Open Heavy Flavor in QCD Matter and in Nuclear Collisions

TL;DR

This review discusses the current experimental and theoretical understanding of open heavy-flavor production in high-energy nuclear collisions, focusing on transport mechanisms, models, and comparison with data from RHIC and LHC.

Contribution

It provides a comprehensive overview of heavy-flavor transport theories, models, and experimental data analysis in the context of QCD matter in nuclear collisions.

Findings

Heavy-flavor suppression and flow observed at RHIC and LHC.

Transport coefficients can be constrained by model-data comparisons.

Theoretical models are consistent with experimental data within uncertainties.

Abstract

We review the experimental and theoretical status of open heavy-flavor (HF) production in high-energy nuclear collisions at RHIC and LHC. We first overview the theoretical concepts and pertinent calculations of HF transport in QCD matter, including perturbative and non-perturbative approaches in the quark-gluon plasma, effective models in hadronic matter, as well as implementations of heavy-quark (HQ) hadronization. This is followed by a brief discussion of bulk evolution models for heavy-ion collisions and initial conditions for the HQ distributions which are needed to calculate HF spectra in comparison to observables.

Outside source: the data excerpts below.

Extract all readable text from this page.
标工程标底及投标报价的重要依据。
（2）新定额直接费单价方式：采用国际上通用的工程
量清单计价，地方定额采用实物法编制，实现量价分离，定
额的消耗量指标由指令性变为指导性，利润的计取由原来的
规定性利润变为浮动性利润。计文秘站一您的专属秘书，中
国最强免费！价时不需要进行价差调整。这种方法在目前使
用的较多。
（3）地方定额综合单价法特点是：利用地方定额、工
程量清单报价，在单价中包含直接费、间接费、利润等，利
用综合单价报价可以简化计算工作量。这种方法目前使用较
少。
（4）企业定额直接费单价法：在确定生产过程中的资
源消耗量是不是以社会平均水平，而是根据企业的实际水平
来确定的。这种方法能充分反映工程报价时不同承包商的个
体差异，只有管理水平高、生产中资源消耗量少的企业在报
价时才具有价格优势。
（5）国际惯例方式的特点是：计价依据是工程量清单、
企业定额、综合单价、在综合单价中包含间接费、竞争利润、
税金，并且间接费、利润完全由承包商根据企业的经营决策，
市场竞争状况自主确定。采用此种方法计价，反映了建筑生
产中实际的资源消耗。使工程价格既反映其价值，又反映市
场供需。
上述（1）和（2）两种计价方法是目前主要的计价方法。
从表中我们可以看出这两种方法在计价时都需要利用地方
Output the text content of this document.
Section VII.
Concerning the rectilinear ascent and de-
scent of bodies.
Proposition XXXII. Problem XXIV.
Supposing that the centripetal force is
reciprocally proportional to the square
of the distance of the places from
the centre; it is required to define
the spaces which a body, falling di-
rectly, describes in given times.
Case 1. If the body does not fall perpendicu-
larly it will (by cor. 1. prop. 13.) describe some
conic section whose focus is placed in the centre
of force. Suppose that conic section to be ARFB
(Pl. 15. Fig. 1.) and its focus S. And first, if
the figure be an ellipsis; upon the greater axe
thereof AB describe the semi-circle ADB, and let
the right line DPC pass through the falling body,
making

We then turn to a discussion of experimental data that have been collected to date at RHIC and LHC, specifically for the nuclear suppression factor and elliptic flow of semileptonic HF decays, D mesons, non-prompt $J/\psi$ from B-meson decays, and b-jets. Model comparisons to HF data are conducted with regards to extracting the magnitude, temperature and momentum-dependence of HF transport coefficients from experiment.